The Impact of NAFTA on the Mexican Automotive IndustryThu, 09/24/2015 - 13:35
Taking the stage next was Cate Luzio, Executive Vice President and Head of Global International Subsidiary Banking Client Coverage, HSBC Bank USA, N.A. who endearingly began her presentation with an anecdote about her second day working with HSBC, during which her boss stated her primary focus was to promote the NAFTA region. Despite initially being unconvinced of its importance, Luzio says that she was proven wrong, having witnessed the phenomenal amount of exports leaving Mexico, especially to the US market. Of every five cars exported per minute, four are sent to the NAFTA region. Luzio expands on the importance of open borders and trade agreements, because in order to assemble a single car, auto parts must cross the border eight times. This has contributed to foreign direct investment into Mexico growing to US$60 billion to date.

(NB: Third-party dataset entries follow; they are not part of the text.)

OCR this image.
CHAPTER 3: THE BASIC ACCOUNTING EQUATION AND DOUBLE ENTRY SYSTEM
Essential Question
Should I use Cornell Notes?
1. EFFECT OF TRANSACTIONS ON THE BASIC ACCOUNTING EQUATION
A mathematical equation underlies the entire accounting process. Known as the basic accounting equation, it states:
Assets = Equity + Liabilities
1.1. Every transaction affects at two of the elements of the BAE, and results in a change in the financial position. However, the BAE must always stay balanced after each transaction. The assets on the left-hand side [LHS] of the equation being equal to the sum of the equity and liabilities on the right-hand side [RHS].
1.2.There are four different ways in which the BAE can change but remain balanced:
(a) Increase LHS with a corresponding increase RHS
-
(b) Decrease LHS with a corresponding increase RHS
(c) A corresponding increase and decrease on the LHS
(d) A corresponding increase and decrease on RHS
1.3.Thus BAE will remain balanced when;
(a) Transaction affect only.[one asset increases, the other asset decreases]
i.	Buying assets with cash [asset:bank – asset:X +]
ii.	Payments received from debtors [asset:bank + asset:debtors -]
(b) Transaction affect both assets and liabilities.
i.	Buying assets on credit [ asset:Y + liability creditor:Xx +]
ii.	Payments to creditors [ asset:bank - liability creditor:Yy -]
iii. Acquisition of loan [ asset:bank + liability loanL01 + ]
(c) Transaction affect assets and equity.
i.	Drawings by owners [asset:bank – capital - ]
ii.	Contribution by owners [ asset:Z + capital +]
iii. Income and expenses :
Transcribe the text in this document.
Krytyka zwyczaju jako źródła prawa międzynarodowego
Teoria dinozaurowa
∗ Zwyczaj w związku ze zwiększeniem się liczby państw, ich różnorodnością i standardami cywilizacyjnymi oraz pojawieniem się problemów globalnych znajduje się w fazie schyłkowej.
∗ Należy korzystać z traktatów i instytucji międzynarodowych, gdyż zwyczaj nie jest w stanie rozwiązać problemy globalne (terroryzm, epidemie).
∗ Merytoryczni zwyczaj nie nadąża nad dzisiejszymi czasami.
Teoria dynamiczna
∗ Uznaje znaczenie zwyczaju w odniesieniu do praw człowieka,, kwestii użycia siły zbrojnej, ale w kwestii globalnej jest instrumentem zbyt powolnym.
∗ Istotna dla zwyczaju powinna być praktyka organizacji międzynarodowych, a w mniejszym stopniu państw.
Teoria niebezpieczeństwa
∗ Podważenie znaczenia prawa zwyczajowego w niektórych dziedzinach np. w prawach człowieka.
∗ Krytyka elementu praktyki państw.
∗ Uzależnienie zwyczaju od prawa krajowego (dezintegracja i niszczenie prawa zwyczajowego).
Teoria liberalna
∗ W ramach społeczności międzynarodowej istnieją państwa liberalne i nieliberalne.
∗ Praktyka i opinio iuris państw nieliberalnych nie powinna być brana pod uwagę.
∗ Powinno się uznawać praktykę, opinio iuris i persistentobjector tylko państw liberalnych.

It takes five days to move auto parts from Mexico to New York, whereas transport from China takes 32 days, such that delays in the supply chain can be greatly reduced if providers are based in Mexico. Furthermore, by relocating to this part of the NAFTA region, suppliers could reduce manufacturing costs by 5-25%. To help US and Canadian clients take advantage of this competitive advantage, HSBC has the largest foreign bank presence across Mexico and helps clients with more than just their banking needs, but providing creative solutions to help companies expand their business.
Over the last few years the local industry has regained status, according to BCG and to HSBC, as the high quality, low cost manufacturing location, because as wages rise in other emerging economies they remain stable in Mexico. Luzio closed her speech explaining that HSBC expects the exchange rate of the Mexican Peso to the US Dollar to remain fairly stable, and continue to help clients to understand currency issues and encourage investment.